# Time as a dimension, can spatial length be applied to it?

1. Dec 20, 2015

### mcjosep

Could you use the formula "planck length/c=planck time" to convert time into a spatial distance? Using that to tell how far something is through time.

2. Dec 20, 2015

### Hornbein

Sure. I don't see why not.

3. Dec 20, 2015

### alw34

4. Dec 20, 2015

### mrspeedybob

The equivalence of time and distance is much simpler then that. 1 second = 0.3 gigameters (Approximately)
Using that equivalence you can say that all objects travel at the same rate, C, at least as far as special relativity is concerned, I suspect GR changes that.
If a clock is not moving through space, it is moving through time at 1 second / second, or 0.3 Gm/s. If it is moving through space at ,for example, .1 Gm/s then you can compute the time dilation as a simple right triangle problem with space as one leg, time as the perpendicular leg, and the hypotenuse as a constant. The space side in my example is .1 Gm, the Hypotenuse is 0.3 Gm, so the time side, which is perpendicular to the space side must be about .283 Gm. So for every second, or .3 Gm the stationary observer's clock measures, the traveling clock measures about .943 seconds, or .283 Gm.

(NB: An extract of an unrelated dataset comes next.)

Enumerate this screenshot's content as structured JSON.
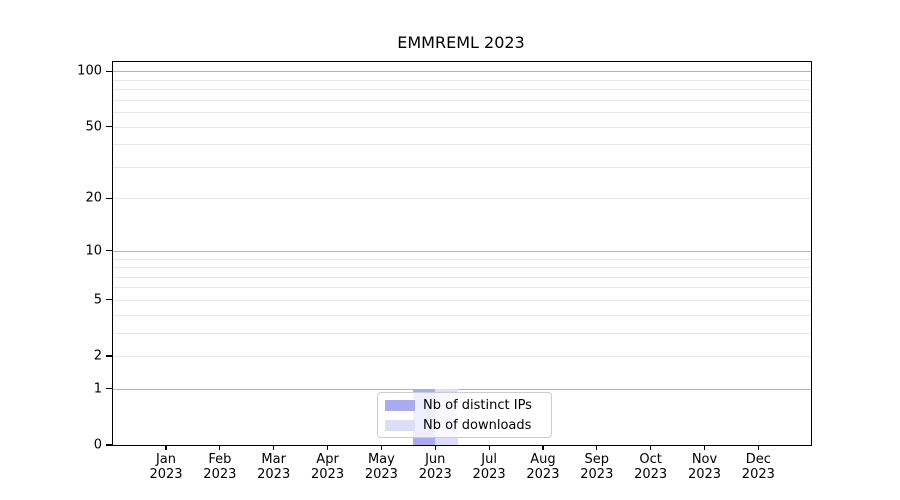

I suspect GR changes and complicates this somewhat. I don't understand GR well enough to say, but I'd suspect that time and space may not always be perpendicular, moreover, the triangle I just described may have to be constructed in non-euclidean space.

Last edited: Dec 20, 2015
5. Dec 20, 2015

### alw34

only for massless objects, like the photon
they are never 'perpendicular'

6. Dec 20, 2015

### mrspeedybob

What's mass got to do with it?
I think you must have misunderstood what I wrote. If you can explain why you think mass is relevant I might be able to re-explain myself more clearly.

In the real universe, that may be true. I'm assuming flat space-time for simplicity's sake.

7. Dec 20, 2015

### Svein

For those of us who are into computers and high-speed electronics, 1ns corresponds to 0.3m in vacuum and about 0.2m along a cable. That is why layout becomes very critical at Gigahertz clock speeds.

Last edited: Dec 20, 2015
8. Dec 20, 2015

### Staff: Mentor

Yes. Or you can use any units you like. For instance you can say that a typical human is about 7E17 m long in time compared to about 2 m long in height. The conversion factor is c in whatever units you use.

9. Dec 20, 2015

### Staff: Mentor

He is talking about four-vectors, $(ct,x,y,z)$. Where $(1,0,0,0)\cdot(0,1,0,0)=0$ indicates that time is perpendicular to space, although "orthogonal" may be a better word.

10. Dec 20, 2015

### mcjosep

So could you say I am gravitationally attracted to something in a different time than right now and calculate that attraction by using this conversion formula and saying that length is the my radius to that object?

11. Dec 20, 2015

### mrspeedybob

No.

I know you want more of an answer then that, but the instant you start considering gravity in the context of relativity, things get HUGELY more complicated. GR is way beyond my math skills.

12. Dec 20, 2015

### Staff: Mentor

It is not clear from your question, but I assume that you are thinking of "calculate that attraction" being Newton's law of gravitation. Unfortunately, Newtonian gravity is not compatible with relativity, so that won't work. Instead you would need to calculate gravity using the Einstein field equations.